Aruba, Barbados, and Bermuda have been removed from the EU’s blacklist on non-cooperative tax jurisdictions.
Bermuda and Barbados will be moved from Annex I of the conclusions (the blacklist) to Annex II (the greylist), which includes jurisdictions that have undertaken sufficient commitments to reform their tax policies, while Aruba will be removed completely from both.
The list contributes to the EU’s ongoing strategy to prevent tax avoidance and promote good governance, such as tax transparency, fair taxation or international standards against tax base erosion and profit shifting.
Jurisdictions were assessed based upon three criteria: tax transparency, good governance, and real economic activity, as well as one indicator, the existence of a zero corporate tax rate.

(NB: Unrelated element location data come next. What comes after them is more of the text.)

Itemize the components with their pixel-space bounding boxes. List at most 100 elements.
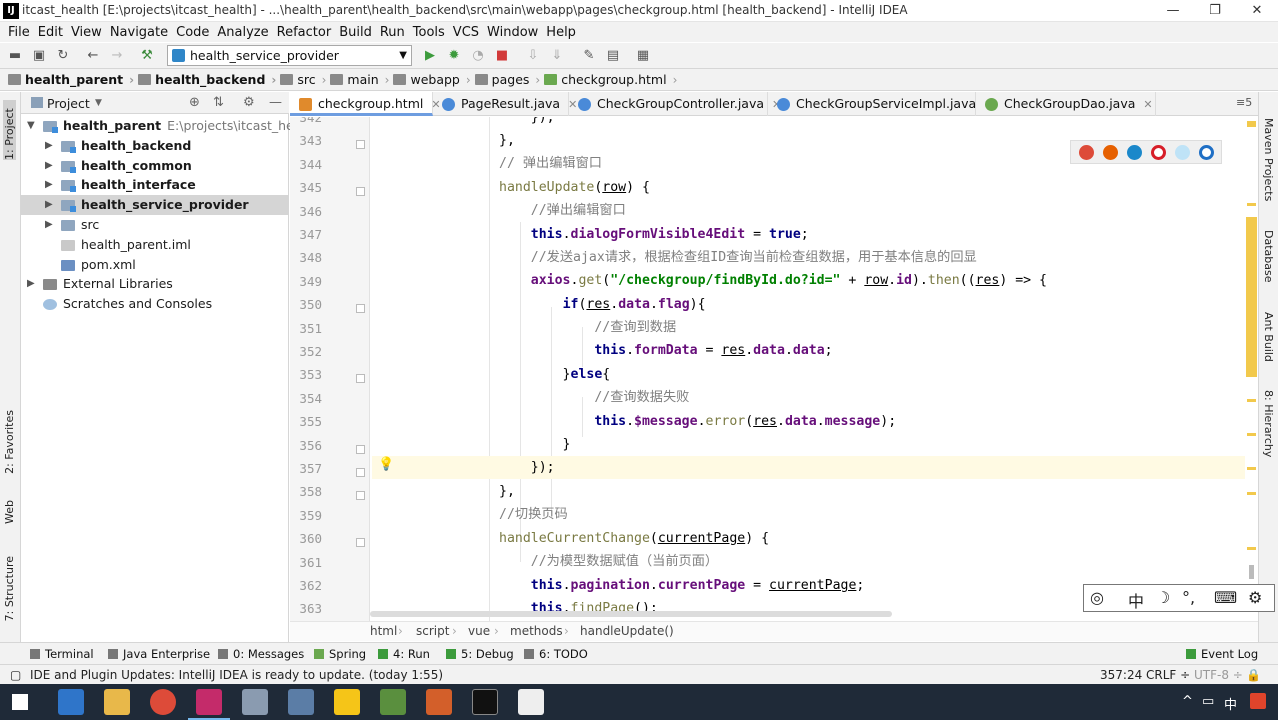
editor-crumb[interactable]: methods <box>510 624 563 638</box>
file-explorer-icon[interactable] <box>104 689 130 715</box>
intellij-icon[interactable] <box>188 689 230 720</box>
code-line[interactable]: //弹出编辑窗口 <box>372 199 1258 222</box>
typora-icon[interactable] <box>518 689 544 715</box>
code-line[interactable]: //查询到数据 <box>372 316 1258 339</box>
editor-crumb[interactable]: vue <box>468 624 490 638</box>
ime-moon-icon[interactable]: ☽ <box>1156 588 1170 607</box>
tool-tab-ant-build[interactable]: Ant Build <box>1262 312 1275 362</box>
app-icon[interactable] <box>242 689 268 715</box>
breadcrumb-item[interactable]: health_parent › <box>8 72 134 87</box>
breadcrumb-item[interactable]: checkgroup.html › <box>544 72 677 87</box>
menu-navigate[interactable]: Navigate <box>106 25 172 40</box>
code-line[interactable]: if(res.data.flag){ <box>372 293 1258 316</box>
code-line[interactable]: handleUpdate(row) { <box>372 176 1258 199</box>
line-separator[interactable]: CRLF ÷ <box>1146 668 1190 682</box>
project-tree-item[interactable]: pom.xml <box>21 255 289 275</box>
firefox-icon[interactable] <box>1103 145 1118 160</box>
code-line[interactable]: //切换页码 <box>372 503 1258 526</box>
notepad-icon[interactable] <box>380 689 406 715</box>
settings-wrench-icon[interactable]: ✎ <box>580 47 598 65</box>
tool-tab-favorites[interactable]: 2: Favorites <box>3 410 16 474</box>
fold-marker-icon[interactable] <box>356 187 365 197</box>
menu-view[interactable]: View <box>67 25 106 40</box>
tool-tab-structure[interactable]: 7: Structure <box>3 556 16 621</box>
back-icon[interactable]: ← <box>84 47 102 65</box>
project-view-select[interactable]: Project <box>47 96 90 111</box>
tool-tab-spring[interactable]: Spring <box>314 647 366 661</box>
project-structure-icon[interactable]: ▤ <box>604 47 622 65</box>
code-line[interactable]: handleCurrentChange(currentPage) { <box>372 527 1258 550</box>
menu-edit[interactable]: Edit <box>34 25 67 40</box>
yandex-icon[interactable] <box>1175 145 1190 160</box>
menu-run[interactable]: Run <box>376 25 409 40</box>
project-tree-item[interactable]: ▶ health_backend <box>21 136 289 156</box>
breadcrumb-item[interactable]: src › <box>280 72 326 87</box>
opera-icon[interactable] <box>1151 145 1166 160</box>
menu-code[interactable]: Code <box>172 25 213 40</box>
forward-icon[interactable]: → <box>108 47 126 65</box>
tool-tab-messages[interactable]: 0: Messages <box>218 647 304 661</box>
fold-marker-icon[interactable] <box>356 538 365 548</box>
code-line[interactable]: } <box>372 433 1258 456</box>
project-tree-item[interactable]: ▶ health_common <box>21 156 289 176</box>
tool-tab-run[interactable]: 4: Run <box>378 647 430 661</box>
chrome-icon[interactable] <box>1079 145 1094 160</box>
locate-icon[interactable]: ⊕ <box>189 95 200 110</box>
coverage-icon[interactable]: ◔ <box>469 47 487 65</box>
keyboard-icon[interactable]: ⌨ <box>1214 588 1237 607</box>
breadcrumb-item[interactable]: health_backend › <box>138 72 276 87</box>
project-tree-item[interactable]: ▼ health_parent E:\projects\itcast_health\… <box>21 116 338 136</box>
tab-checkgroupserviceimpl-java[interactable]: CheckGroupServiceImpl.java✕ <box>768 92 993 116</box>
project-tree-item[interactable]: ▶ src <box>21 215 289 235</box>
tray-expand-icon[interactable]: ^ <box>1182 694 1193 709</box>
chevron-right-icon[interactable]: ▶ <box>27 274 35 294</box>
fold-marker-icon[interactable] <box>356 140 365 150</box>
tray-network-icon[interactable]: ▭ <box>1202 694 1214 709</box>
project-tree-item[interactable]: ▶ health_interface <box>21 175 289 195</box>
chevron-right-icon[interactable]: ▶ <box>45 215 53 235</box>
code-line[interactable]: }else{ <box>372 363 1258 386</box>
chevron-down-icon[interactable]: ▼ <box>95 98 102 108</box>
save-icon[interactable]: ▣ <box>30 47 48 65</box>
code-line[interactable]: axios.get("/checkgroup/findById.do?id=" … <box>372 269 1258 292</box>
code-line[interactable]: //发送ajax请求，根据检查组ID查询当前检查组数据，用于基本信息的回显 <box>372 246 1258 269</box>
tool-tab-java-enterprise[interactable]: Java Enterprise <box>108 647 210 661</box>
code-line-current[interactable]: }); <box>372 456 1258 480</box>
stop-icon[interactable]: ■ <box>493 47 511 65</box>
tool-tab-maven-projects[interactable]: Maven Projects <box>1262 118 1275 201</box>
tab-checkgroupcontroller-java[interactable]: CheckGroupController.java✕ <box>569 92 781 116</box>
tab-checkgroupdao-java[interactable]: CheckGroupDao.java ✕ <box>976 92 1156 116</box>
chevron-down-icon[interactable]: ▼ <box>27 116 35 136</box>
app-icon[interactable] <box>288 689 314 715</box>
chevron-right-icon[interactable]: ▶ <box>45 175 53 195</box>
project-tree-item[interactable]: ▶ External Libraries <box>21 274 289 294</box>
menu-window[interactable]: Window <box>483 25 542 40</box>
open-folder-icon[interactable]: ▬ <box>6 47 24 65</box>
menu-analyze[interactable]: Analyze <box>213 25 272 40</box>
app-icon[interactable] <box>334 689 360 715</box>
code-line[interactable]: this.$message.error(res.data.message); <box>372 410 1258 433</box>
tool-tab-debug[interactable]: 5: Debug <box>446 647 514 661</box>
collapse-all-icon[interactable]: ⇅ <box>213 95 224 110</box>
chrome-icon[interactable] <box>150 689 176 715</box>
error-stripe[interactable] <box>1245 117 1258 621</box>
minimize-button[interactable]: — <box>1150 0 1196 22</box>
project-tree-item[interactable]: Scratches and Consoles <box>21 294 289 314</box>
gear-icon[interactable]: ⚙ <box>243 95 255 110</box>
code-line[interactable]: }); <box>372 117 1258 129</box>
fold-marker-icon[interactable] <box>356 374 365 384</box>
tool-tab-event-log[interactable]: Event Log <box>1186 647 1258 661</box>
breadcrumb-item[interactable]: webapp › <box>393 72 471 87</box>
ime-chinese-toggle[interactable]: 中 <box>1128 588 1144 612</box>
breadcrumb-item[interactable]: pages › <box>474 72 540 87</box>
sogou-icon[interactable] <box>1250 693 1266 709</box>
project-tree-item[interactable]: ▶ health_service_provider <box>21 195 289 216</box>
tool-tab-terminal[interactable]: Terminal <box>30 647 94 661</box>
build-hammer-icon[interactable]: ⚒ <box>138 47 156 65</box>
code-line[interactable]: this.formData = res.data.data; <box>372 339 1258 362</box>
editor-crumb[interactable]: html <box>370 624 397 638</box>
sync-icon[interactable]: ↻ <box>54 47 72 65</box>
windows-start-icon[interactable] <box>12 694 28 710</box>
deploy-icon[interactable]: ⇓ <box>548 47 566 65</box>
cmd-icon[interactable] <box>472 689 498 715</box>
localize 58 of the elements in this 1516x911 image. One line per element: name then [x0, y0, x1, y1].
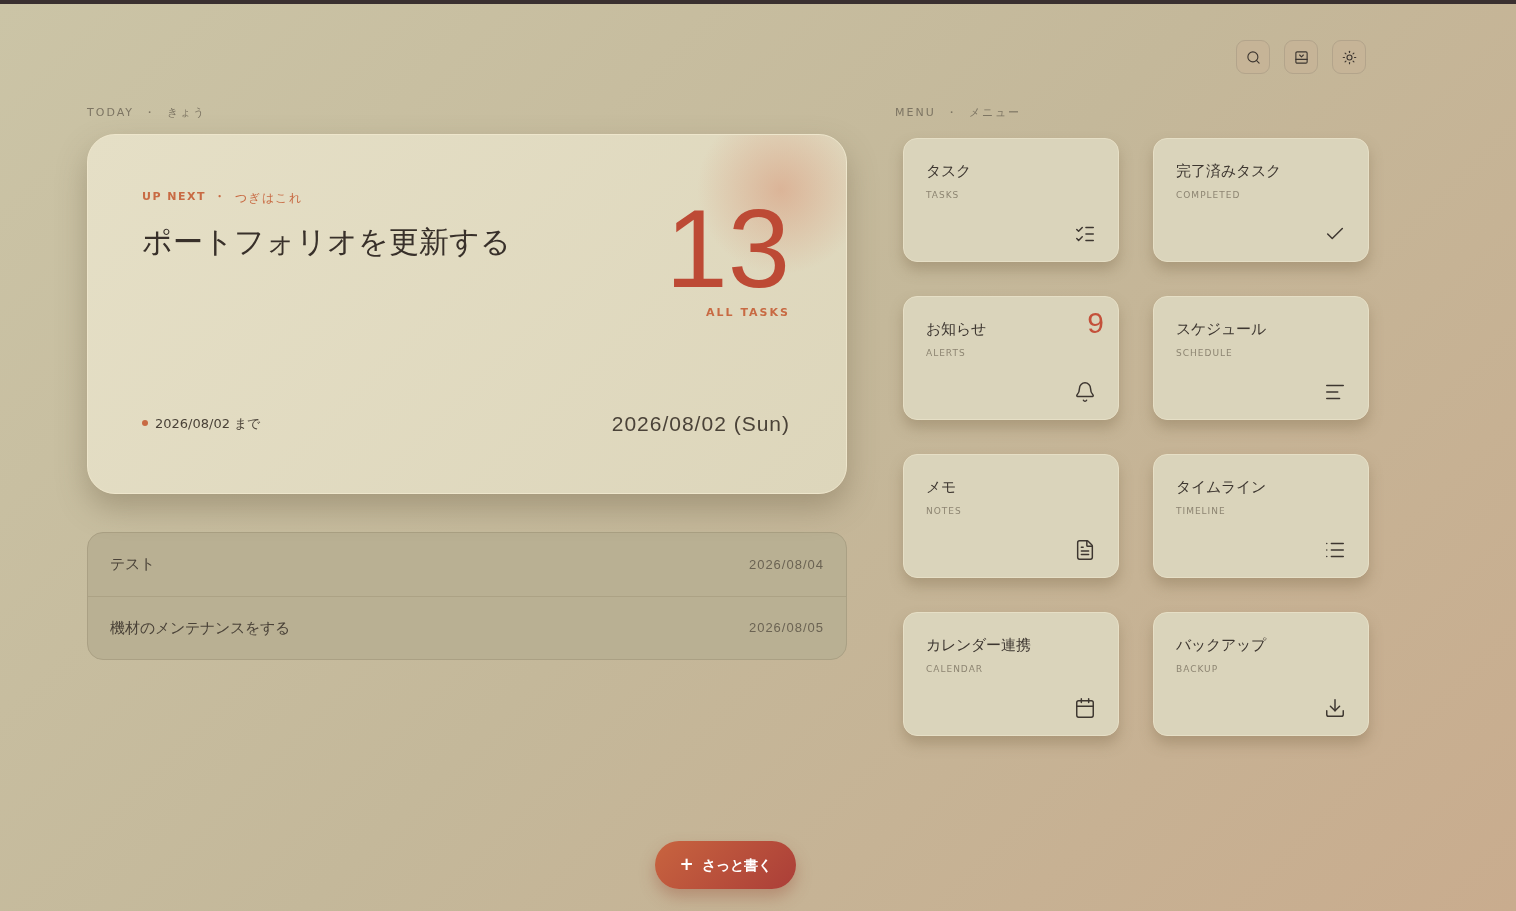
next-task-title: ポートフォリオを更新する — [142, 223, 511, 261]
section-heading: MENU — [895, 104, 936, 121]
task-count: 13 — [665, 193, 790, 305]
menu-card[interactable]: お知らせ 9 ALERTS — [903, 296, 1119, 420]
up-next-label: UP NEXT — [142, 189, 207, 205]
sun-button[interactable] — [1332, 40, 1366, 74]
separator-dot: ・ — [945, 104, 959, 121]
menu-card[interactable]: カレンダー連携 CALENDAR — [903, 612, 1119, 736]
task-title: テスト — [110, 554, 155, 576]
menu-card[interactable]: タイムライン TIMELINE — [1153, 454, 1369, 578]
menu-title: タスク — [926, 161, 971, 181]
task-count-label: ALL TASKS — [706, 305, 790, 321]
menu-card[interactable]: スケジュール SCHEDULE — [1153, 296, 1369, 420]
section-heading-sub: きょう — [167, 104, 207, 121]
panel-button[interactable] — [1284, 40, 1318, 74]
menu-title: タイムライン — [1176, 477, 1266, 497]
task-date: 2026/08/05 — [748, 619, 824, 638]
menu-card[interactable]: バックアップ BACKUP — [1153, 612, 1369, 736]
separator-dot: ・ — [214, 189, 227, 205]
up-next-card[interactable]: UP NEXT ・ つぎはこれ ポートフォリオを更新する 13 ALL TASKS 2026/08/02 まで 2026/08/02 (Sun) — [87, 134, 847, 494]
download-icon — [1324, 697, 1346, 719]
menu-subtitle: ALERTS — [926, 347, 966, 359]
menu-title: お知らせ — [926, 319, 986, 339]
plus-icon: + — [679, 852, 694, 878]
document-icon — [1074, 539, 1096, 561]
menu-title: カレンダー連携 — [926, 635, 1031, 655]
section-heading-sub: メニュー — [968, 104, 1021, 121]
menu-subtitle: TASKS — [926, 189, 960, 201]
task-date: 2026/08/04 — [748, 555, 824, 574]
menu-subtitle: TIMELINE — [1176, 505, 1226, 517]
task-title: 機材のメンテナンスをする — [110, 617, 290, 639]
task-row[interactable]: 機材のメンテナンスをする 2026/08/05 — [88, 596, 846, 659]
separator-dot: ・ — [144, 104, 158, 121]
section-heading: TODAY — [87, 104, 135, 121]
menu-title: 完了済みタスク — [1176, 161, 1281, 181]
menu-title: バックアップ — [1176, 635, 1266, 655]
task-row[interactable]: テスト 2026/08/04 — [88, 533, 846, 596]
alert-count: 9 — [1087, 307, 1104, 339]
menu-subtitle: NOTES — [926, 505, 962, 517]
menu-subtitle: SCHEDULE — [1176, 347, 1233, 359]
quick-write-button[interactable]: + さっと書く — [655, 841, 796, 889]
menu-card[interactable]: タスク TASKS — [903, 138, 1119, 262]
task-date: 2026/08/02 (Sun) — [611, 410, 790, 437]
up-next-label-sub: つぎはこれ — [234, 190, 303, 207]
menu-subtitle: CALENDAR — [926, 663, 984, 675]
search-icon — [1245, 49, 1261, 65]
due-text: 2026/08/02 まで — [155, 414, 261, 433]
menu-card[interactable]: メモ NOTES — [903, 454, 1119, 578]
calendar-icon — [1074, 697, 1096, 719]
panel-icon — [1293, 49, 1309, 65]
menu-title: メモ — [926, 477, 956, 497]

The list was established in December 2017 and was revised to include Aruba, Barbados, and Bermuda in March 2019, following an in-depth review of the implementation of the commitments taken by third country jurisdictions that are part of the process.
In justification of the decision, the European Council noted: “Barbados has made commitments at a high political level to remedy EU concerns regarding the replacement of its harmful preferential regimes by a measure of similar effect, whilst Aruba and Bermuda have now implemented their commitments.”
“At the same time, Bermuda remains committed to addressing EU concerns in the area of collective investment funds.”
There are 12 jurisdictions remaining on the blacklist, including Guam and the US Virgin Islands.
The EU list is a dynamic process, and the Council will continue to review and update the list regularly in 2019.
It has requested a more stable process from 2020, which will include two updates to the list per year.